Rats, mice and other rodents may be cute and furry. They may be fairly innocuous and very rarely are they aggressive to humans. And hey, they’re just trying to survive like the rest of us right? Unfortunately, these furry visitors can carry a range of nasty diseases including, but not limited to Hantavirus. Here we’ll look at 10 situations when you’ll need to know about this serious infection of which all too few of us are aware…
What is Hantavirus?
Hantavirus Pulmonary Syndrome or FPS is a rare but deadly disease carried by some rodents such as rats and mice. Outbreaks have occured all over the United States with the exception of Alaska and Hawaii. It is contracted when humans inhale droplets of saliva or urine from an infected rodent, when they are bitten by one or when they inhale the fecal dust of one of these rodents. Symptoms appear within 1-5 weeks of exposure and the disease is fatal in 40% of cases. To protect yourself, your home and your family you’ll need to educate yourself on Hantavirus when you come across these situations;
You keep pet rodents
This year hantavirus outbreaks occured in an in-home rattery. Thus, all rat owners would educate themselves on Hantaviruses. Once exposed rats can carry and shed the disease for life. It’s worth noting that they only affect the rice rat and the cotton rat. While roof rats, and Norway rats have been known to carry the virus there are no records of them transmitting it to humans.
You notice rodent droppings in your home
Rodent droppings can spread Hantavirus and so if you notice them you should contact a pest control expert straight away. You should also clean all surfaces with a disinfectant cleaner or a solution of bleach and water. This will kill the virus dead so that you can breathe easy.
You are bitten by a rodent in the wild or on your grounds
Rarely will a rodent bite a human without provocation, but if you are out in the park with friends or having a picnic and aren’t careful where you lean or put your hands there’s always the chance that you could pick up a rodent bite. Hantavirus can be transmitted from saliva through broken skin so it pays to be vigilant. Alert rodents to your presence and they’ll usually keep a respectful distance. If you’re having a picnic always pack hand sanitizer.

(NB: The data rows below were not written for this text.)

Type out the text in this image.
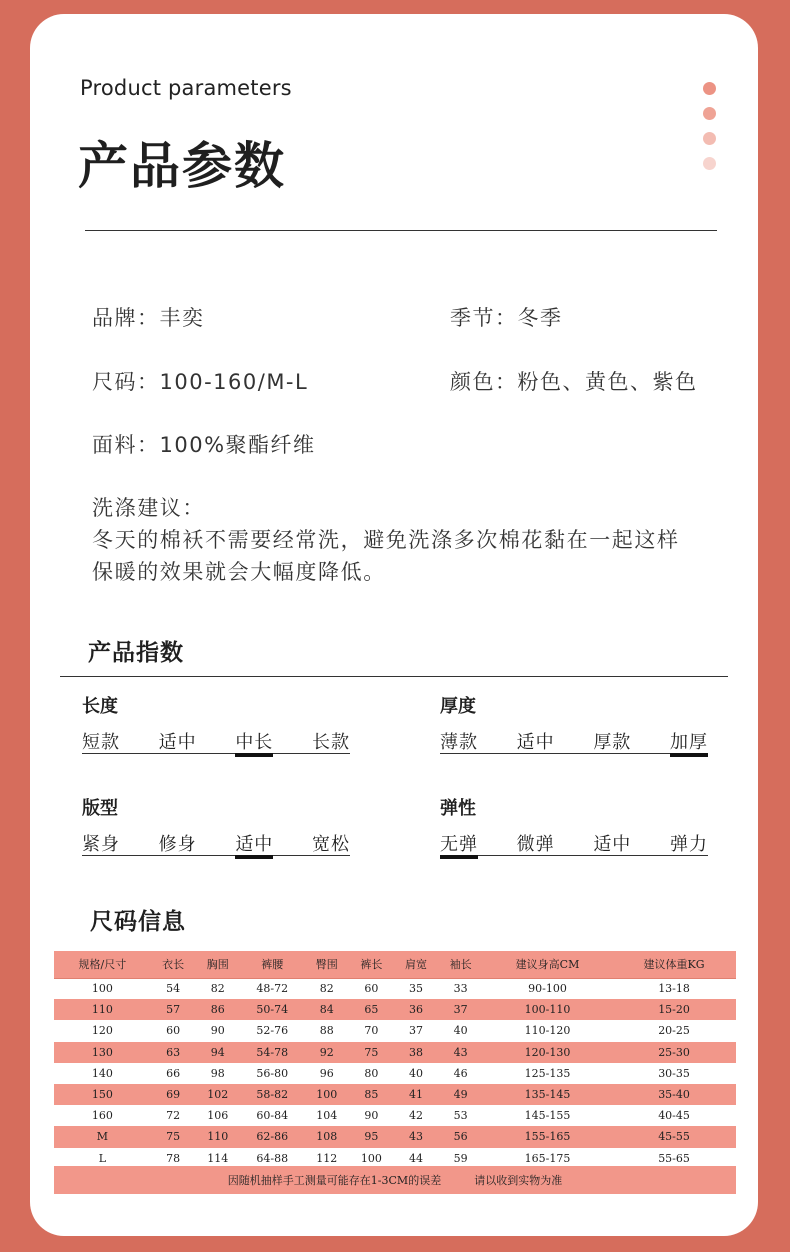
Product parameters
产品参数
品牌：丰奕	季节：冬季
尺码：100-160/M-L	颜色：粉色、黄色、紫色
面料：100%聚酯纤维
洗涤建议：
冬天的棉袄不需要经常洗，避免洗涤多次棉花黏在一起这样
保暖的效果就会大幅度降低。
产品指数
长度
短款 适中 中长 长款
厚度
薄款 适中 厚款 加厚
版型
紧身 修身 适中 宽松
弹性
无弹 微弹 适中 弹力
尺码信息
规格/尺寸	衣长	胸围	裤腰	臀围	裤长	肩宽	袖长	建议身高CM	建议体重KG
100	54	82	48-72	82	60	35	33	90-100	13-18
110	57	86	50-74	84	65	36	37	100-110	15-20
120	60	90	52-76	88	70	37	40	110-120	20-25
130	63	94	54-78	92	75	38	43	120-130	25-30
140	66	98	56-80	96	80	40	46	125-135	30-35
150	69	102	58-82	100	85	41	49	135-145	35-40
160	72	106	60-84	104	90	42	53	145-155	40-45
M	75	110	62-86	108	95	43	56	155-165	45-55
L	78	114	64-88	112	100	44	59	165-175	55-65
因随机抽样手工测量可能存在1-3CM的误差　　　请以收到实物为准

You work in areas where rodents may live
If you work in a farm, barn or other rural setting where mice or rats may live, especially at night, it behoves you to take extra precautions. Wear heavy gloves to guard against bites and a N95-rated Dust Mask.
You start to notice these symptoms
There is currently no vaccine for Hantavirus but it can be treated when caught early on. If you notice any of the following symptoms call your doctor or present to A&E as quickly as possible;
- Severe muscle aches
You find a dead mouse or rat in a trap
The Hantavirus can remain active even in dead mice and rats. Thus, if you find one in a trap, never handle it with bare hands. Always use protective gloves and sterilize them after handling dead rodents. A dust mask may also be a good idea.
You find rodent urine on your bedding or clothing
Rodent urine has a strong and musky odor. If you smell it on your bedding or on any clothes that you have left lying on the floor overnight, wash them immediately to reduce your risk of Hantavirus infection. Washing in hot water either by hand or in your washing machine using your usual detergent should be sufficient.
You have a woodpile near your house
A roaring log fire is a welcome addition to any home, but be wary that your woodpile may be home to rodents. Never handle logs with bare hands and keep woodpiles at least 100 feet away from your home with the wood raised 12” or more off the ground.
You make your own compost
Composting is a great, environmentally friendly way to fertilize your garden, but your compost pile can also be a banquet for rodents. Make sure that you compost in a designated bin which is kept at least 100 feet from the home.
You’re cleaning out your basement
Hantavirus can survive for less than a week outside of a host and just a few hours in direct sunlight. If, however you’re likely to be spending long periods of time in a dark place like your basement you may be susceptible to Hantavirus, especially if there’s evidence of a rodent infestation in your home.
Stay smart, stay safe and keep your home and your family free of Hantavirus!